Die Studenten haben die Möglichkeit, die Symptomen und Anamnese der Patienten im Zusammenhang mit der gefundenen Mutationen zu analysieren.

Themenleiter: HADZSIEV, Kinga

Zweiter Themenleiter Dr. CZAKÓ, Márta

Dank der technischen Entwicklung von prä- und postnatalen Ultraschall- und MR-Untersuchungen hat man in den vorigen Jahrzehnten viele neue Informationen über die Entwicklung des Gehirns erhalten. Infolge der Entwicklung der molekulargenetischen Techniken ist unser Wissen über Gene und Netzwerke, die an der Regulierung der Gehirnentwicklung teilnehmen, wie über zugrundeliegenden genetischen Mechanismen bedeutend erweitert.

Die genetischen Abnormalitäten im Hintergrund der Entwicklungsstörungen sind heterogen, diese können monogene Fehler sein, wir haben aber immer mehr Daten über kausative Kopienzahl Veränderungen. 

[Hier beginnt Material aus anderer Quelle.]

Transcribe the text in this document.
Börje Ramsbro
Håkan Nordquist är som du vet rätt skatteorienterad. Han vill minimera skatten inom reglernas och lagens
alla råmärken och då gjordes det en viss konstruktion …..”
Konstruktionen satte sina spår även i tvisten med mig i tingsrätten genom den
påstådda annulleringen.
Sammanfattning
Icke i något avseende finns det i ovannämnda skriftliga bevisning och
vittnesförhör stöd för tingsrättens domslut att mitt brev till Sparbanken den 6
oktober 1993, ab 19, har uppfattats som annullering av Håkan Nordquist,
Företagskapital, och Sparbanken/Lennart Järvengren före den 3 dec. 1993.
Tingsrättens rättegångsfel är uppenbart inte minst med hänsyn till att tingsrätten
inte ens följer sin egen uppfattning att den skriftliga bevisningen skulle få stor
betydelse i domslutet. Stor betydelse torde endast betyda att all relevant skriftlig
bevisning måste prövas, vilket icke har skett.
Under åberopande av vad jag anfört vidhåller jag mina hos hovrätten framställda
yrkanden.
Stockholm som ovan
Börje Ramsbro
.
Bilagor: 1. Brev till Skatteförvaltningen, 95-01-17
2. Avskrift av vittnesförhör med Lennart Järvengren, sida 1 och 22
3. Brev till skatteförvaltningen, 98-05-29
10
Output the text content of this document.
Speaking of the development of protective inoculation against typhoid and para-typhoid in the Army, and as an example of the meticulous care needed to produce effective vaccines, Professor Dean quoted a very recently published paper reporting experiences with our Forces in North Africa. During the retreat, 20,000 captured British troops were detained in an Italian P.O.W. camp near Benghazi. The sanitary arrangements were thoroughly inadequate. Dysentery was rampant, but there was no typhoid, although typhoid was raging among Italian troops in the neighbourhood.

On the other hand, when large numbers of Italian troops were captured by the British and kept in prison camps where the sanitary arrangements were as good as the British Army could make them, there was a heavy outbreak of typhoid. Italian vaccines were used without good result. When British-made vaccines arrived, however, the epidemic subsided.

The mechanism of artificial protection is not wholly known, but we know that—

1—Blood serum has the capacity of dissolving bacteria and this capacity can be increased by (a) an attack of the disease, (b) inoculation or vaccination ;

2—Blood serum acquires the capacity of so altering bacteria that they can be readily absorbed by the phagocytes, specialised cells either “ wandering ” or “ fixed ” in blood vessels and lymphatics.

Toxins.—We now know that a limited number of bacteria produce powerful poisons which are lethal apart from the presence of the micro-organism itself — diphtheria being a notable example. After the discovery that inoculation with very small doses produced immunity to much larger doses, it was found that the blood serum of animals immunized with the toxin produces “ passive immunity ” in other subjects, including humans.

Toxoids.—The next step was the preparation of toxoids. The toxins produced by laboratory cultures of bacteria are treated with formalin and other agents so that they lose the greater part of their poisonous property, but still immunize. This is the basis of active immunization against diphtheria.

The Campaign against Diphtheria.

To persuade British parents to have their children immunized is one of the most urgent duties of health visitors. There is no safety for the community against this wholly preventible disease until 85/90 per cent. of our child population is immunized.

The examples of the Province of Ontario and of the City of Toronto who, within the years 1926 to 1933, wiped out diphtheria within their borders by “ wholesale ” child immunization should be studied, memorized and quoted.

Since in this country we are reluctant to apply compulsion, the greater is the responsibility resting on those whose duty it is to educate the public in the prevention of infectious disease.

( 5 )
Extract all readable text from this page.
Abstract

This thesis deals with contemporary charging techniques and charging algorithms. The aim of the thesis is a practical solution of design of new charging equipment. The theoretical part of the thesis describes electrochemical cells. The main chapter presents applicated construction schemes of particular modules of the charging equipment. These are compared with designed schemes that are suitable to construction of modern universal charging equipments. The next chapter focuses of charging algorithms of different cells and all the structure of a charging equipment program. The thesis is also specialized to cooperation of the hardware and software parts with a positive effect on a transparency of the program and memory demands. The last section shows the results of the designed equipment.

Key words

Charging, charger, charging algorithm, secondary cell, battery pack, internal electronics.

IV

In unserem Institut wurde die array CGH Analyse seit 2013 bei den Patienten mit geistiger Behinderung und Gesichtsauffälligkeiten durchgeführt, die in mehreren Patienten Kopienzahl Veränderungen detektiert hat, die die Entwicklung der Gehirns beeinflussen.

Die Studenten haben die Möglichkeit, die Genotyp-Phänotyp Korrelation mit Einzelheiten bei diesen Patienten zu analysieren.